= Ioannis Trikoupis =

Greek politician

Ioannis Trikoupis (1750 in Missolonghi - 30 July 1824 in Missolonghi) was a Greek politician of the Greek War of Independence.

==Biography==

Ioannis Trikoupis was born in 1750 in Missolonghi and was the eldest son of the seaman and local notable Matthaios Trikoupis. He attended his first general courses in his hometown, where his teacher was the famous scholar Panagiotis Palamas. Later, he studied philosophy in Ithaca, where he also learned Italian. After his studies he settled in Patras to find work. There he met the bishop of Old Patras at the time, Gabriel and in 1771 he became his secretary. In 1780, when Gabriel was elected Ecumenical Patriarch of Constantinople, he followed him there. In 1785 he returned to Missolonghi due to the desire of his father, who was the chief elder of the city. He married Alexandra Palama and together they had seven sons (Spyridon, Anastasios, Konstantinos, Nikolaos, Manthos, Apostolos and Themistoklis) and two daughters (Eirini and Maria). After his father’s death, he was elected chief elder of Missolonghi in his stead, a position he held for eight years, in part because he managed to gain the favour of Ali Pasha.

He was initiated into the Filiki Eteria, a secret organization whose purpose was to overthrow the Ottoman rule of Greece and establish an independent Greek state, by Bishop Porphyrios of Arta. Because of that, when the Greek Revolution broke out in 1821, he was elected president of the communal council of Missolonghi.

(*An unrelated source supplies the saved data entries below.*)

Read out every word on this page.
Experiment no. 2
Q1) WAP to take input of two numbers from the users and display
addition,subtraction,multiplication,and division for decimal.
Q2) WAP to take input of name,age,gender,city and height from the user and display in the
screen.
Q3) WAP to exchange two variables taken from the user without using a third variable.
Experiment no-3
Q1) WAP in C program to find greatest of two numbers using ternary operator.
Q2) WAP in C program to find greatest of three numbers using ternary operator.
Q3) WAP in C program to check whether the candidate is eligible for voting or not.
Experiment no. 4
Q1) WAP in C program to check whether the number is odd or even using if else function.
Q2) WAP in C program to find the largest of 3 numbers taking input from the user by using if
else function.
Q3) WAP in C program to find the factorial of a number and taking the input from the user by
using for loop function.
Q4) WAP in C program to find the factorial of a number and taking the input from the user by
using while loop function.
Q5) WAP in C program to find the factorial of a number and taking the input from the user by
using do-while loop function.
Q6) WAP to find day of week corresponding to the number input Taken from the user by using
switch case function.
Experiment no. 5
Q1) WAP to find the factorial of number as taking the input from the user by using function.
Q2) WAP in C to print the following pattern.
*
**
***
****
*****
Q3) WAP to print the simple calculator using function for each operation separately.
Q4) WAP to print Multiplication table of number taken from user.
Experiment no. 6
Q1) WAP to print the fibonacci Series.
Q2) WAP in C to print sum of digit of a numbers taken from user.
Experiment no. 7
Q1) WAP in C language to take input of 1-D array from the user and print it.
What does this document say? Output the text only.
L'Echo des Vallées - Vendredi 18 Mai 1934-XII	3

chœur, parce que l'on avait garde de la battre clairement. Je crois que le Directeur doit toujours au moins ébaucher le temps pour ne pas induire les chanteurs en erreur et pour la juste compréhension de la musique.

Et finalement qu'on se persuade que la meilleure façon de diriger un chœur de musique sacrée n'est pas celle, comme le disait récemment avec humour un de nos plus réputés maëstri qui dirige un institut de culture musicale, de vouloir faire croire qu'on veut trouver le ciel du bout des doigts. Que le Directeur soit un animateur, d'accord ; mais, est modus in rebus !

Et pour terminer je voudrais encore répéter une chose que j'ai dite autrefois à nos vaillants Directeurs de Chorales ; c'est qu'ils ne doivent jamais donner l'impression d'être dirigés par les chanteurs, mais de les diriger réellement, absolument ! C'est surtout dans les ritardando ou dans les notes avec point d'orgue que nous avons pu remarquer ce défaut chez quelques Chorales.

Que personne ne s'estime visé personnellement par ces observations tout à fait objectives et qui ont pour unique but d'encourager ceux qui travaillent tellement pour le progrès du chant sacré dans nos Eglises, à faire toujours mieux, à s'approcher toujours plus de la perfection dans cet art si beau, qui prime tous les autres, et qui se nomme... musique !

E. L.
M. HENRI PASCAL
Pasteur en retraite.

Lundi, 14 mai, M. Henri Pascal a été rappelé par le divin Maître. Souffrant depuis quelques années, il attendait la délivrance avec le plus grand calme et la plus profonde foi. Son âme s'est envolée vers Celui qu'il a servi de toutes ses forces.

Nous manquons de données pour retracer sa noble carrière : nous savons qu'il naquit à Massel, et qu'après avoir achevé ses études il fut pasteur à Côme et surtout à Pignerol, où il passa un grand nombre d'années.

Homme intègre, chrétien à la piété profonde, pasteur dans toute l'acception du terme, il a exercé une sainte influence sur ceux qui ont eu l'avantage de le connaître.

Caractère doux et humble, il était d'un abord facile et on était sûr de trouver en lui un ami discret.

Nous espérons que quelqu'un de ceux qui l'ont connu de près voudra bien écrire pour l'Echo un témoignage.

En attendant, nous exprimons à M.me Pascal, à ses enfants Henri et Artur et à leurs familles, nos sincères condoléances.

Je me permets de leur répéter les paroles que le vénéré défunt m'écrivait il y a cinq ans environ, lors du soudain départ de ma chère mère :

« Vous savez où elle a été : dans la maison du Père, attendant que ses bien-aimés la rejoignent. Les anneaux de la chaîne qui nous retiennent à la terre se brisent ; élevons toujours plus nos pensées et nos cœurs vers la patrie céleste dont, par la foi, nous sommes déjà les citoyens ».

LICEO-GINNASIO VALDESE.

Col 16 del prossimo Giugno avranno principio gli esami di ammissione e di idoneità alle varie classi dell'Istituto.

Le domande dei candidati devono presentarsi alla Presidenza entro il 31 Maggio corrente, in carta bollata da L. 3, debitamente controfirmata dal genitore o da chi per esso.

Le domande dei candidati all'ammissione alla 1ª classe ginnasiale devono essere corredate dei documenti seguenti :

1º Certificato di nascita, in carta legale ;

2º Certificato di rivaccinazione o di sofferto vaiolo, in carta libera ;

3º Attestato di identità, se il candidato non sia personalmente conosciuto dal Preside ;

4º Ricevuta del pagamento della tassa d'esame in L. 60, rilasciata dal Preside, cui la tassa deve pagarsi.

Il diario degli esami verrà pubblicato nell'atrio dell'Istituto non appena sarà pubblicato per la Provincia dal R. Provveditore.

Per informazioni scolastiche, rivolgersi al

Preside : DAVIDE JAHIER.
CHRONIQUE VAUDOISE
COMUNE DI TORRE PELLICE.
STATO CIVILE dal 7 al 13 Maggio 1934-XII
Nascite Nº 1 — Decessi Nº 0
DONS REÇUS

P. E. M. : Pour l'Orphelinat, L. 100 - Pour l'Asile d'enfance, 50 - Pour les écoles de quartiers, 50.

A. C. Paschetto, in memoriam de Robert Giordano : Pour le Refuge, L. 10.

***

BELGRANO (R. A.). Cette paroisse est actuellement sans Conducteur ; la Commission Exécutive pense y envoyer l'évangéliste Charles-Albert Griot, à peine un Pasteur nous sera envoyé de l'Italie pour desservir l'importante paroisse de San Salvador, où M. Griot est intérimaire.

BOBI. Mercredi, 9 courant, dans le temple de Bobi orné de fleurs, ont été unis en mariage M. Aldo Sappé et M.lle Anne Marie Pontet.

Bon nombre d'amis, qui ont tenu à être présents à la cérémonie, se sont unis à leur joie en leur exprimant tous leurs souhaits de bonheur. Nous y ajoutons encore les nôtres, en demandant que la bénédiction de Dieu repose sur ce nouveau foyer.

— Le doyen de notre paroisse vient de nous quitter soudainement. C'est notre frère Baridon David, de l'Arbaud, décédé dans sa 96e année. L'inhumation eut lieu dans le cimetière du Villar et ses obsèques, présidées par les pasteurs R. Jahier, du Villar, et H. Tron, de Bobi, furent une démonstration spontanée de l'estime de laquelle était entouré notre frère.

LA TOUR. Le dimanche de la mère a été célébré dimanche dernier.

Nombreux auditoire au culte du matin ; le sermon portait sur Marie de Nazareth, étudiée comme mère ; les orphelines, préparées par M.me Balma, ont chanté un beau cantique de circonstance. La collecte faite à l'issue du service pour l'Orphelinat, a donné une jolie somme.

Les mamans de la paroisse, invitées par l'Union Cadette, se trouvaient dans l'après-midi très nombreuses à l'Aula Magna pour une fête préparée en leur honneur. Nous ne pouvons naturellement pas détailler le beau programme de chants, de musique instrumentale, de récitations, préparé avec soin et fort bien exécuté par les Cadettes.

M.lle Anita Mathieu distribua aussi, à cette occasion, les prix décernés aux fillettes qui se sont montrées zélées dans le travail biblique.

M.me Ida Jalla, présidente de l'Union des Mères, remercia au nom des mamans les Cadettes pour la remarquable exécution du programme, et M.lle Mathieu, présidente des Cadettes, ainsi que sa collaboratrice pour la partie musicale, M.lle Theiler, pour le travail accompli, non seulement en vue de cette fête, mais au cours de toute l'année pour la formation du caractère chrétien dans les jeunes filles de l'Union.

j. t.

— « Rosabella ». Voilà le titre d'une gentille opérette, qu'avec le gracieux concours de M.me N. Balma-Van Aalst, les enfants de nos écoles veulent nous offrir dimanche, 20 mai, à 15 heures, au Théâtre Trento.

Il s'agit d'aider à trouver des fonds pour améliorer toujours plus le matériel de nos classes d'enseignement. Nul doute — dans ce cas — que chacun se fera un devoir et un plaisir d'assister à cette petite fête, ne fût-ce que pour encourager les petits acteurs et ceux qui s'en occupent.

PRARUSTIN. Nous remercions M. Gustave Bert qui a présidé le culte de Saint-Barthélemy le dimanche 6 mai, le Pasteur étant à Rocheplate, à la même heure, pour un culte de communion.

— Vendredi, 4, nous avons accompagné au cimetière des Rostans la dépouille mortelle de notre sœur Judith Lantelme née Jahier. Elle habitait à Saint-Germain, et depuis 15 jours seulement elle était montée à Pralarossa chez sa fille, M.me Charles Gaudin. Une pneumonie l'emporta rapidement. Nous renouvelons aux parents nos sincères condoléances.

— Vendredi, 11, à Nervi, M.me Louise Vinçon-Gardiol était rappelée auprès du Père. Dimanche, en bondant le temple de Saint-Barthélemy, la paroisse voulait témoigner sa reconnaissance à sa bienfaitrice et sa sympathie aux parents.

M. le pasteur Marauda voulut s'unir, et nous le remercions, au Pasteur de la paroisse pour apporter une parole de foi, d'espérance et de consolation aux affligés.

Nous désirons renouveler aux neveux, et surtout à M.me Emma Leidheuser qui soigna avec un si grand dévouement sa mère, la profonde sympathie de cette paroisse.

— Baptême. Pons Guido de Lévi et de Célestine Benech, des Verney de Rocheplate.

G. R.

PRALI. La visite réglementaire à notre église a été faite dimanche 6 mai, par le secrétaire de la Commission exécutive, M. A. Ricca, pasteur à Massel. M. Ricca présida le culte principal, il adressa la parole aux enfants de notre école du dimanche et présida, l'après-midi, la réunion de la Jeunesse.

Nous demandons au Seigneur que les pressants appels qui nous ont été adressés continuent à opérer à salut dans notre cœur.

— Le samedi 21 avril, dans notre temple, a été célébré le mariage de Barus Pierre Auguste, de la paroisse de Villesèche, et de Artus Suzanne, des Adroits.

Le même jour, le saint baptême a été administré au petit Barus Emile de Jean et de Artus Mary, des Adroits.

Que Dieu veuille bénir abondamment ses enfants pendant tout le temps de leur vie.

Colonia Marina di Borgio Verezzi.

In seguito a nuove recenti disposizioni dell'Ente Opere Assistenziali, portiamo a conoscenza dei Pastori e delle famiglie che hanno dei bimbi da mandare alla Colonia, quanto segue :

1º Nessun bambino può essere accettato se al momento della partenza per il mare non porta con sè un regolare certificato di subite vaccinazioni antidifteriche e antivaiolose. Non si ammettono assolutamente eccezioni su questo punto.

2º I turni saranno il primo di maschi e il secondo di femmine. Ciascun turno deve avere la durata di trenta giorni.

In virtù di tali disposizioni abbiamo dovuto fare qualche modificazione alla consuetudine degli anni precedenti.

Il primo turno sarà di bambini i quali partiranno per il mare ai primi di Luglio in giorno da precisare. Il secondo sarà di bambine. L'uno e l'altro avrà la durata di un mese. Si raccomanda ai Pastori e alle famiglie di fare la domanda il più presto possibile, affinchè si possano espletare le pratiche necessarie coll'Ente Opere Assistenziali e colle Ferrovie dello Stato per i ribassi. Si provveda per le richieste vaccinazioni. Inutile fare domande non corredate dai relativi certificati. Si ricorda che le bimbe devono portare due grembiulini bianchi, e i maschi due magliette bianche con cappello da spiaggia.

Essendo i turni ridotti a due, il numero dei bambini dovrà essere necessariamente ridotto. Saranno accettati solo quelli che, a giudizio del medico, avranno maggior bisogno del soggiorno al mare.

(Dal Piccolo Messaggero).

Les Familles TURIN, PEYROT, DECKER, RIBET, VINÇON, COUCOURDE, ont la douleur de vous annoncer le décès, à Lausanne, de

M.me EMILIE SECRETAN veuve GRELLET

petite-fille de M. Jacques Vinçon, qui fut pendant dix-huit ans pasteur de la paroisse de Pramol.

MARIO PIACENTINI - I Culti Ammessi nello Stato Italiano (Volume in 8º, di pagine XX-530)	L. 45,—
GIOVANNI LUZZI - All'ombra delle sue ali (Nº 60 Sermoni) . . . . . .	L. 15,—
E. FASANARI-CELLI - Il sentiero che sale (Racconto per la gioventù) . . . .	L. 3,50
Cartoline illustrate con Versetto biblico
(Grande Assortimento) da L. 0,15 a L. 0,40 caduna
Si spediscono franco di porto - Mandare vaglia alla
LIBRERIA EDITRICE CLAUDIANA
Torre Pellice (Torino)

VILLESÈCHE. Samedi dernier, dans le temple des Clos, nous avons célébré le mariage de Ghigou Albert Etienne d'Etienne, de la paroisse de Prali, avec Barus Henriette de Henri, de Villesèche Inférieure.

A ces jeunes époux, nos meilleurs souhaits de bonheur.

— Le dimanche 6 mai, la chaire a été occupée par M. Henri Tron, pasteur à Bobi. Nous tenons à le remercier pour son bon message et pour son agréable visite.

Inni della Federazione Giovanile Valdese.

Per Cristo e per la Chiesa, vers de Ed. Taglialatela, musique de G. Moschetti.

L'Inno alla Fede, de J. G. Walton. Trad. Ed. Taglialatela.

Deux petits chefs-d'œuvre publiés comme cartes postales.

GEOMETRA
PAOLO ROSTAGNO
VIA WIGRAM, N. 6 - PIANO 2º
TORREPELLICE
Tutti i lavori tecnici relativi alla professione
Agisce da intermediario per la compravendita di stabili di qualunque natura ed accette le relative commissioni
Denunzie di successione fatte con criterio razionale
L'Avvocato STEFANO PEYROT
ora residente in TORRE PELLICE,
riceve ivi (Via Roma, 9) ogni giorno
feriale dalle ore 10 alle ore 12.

During the first siege of Missolonghi in 1822, Ioannis Trikoupis contributed to the defence of the city. On 9 November 1822, when the Senate of Western Continental Greece was established, he was elected senator and later a member of the board of the Directorate General and the three-member committee that worked as temporary substitutes for Alexandros Mavrokordatos during his absence.

Ioannis Trikoupis died on 30 July 1824 in Missolonghi. According to the announcement of his death in the newspaper Ellinika Chronika of Johann Jakob Meyer, he died of malaria.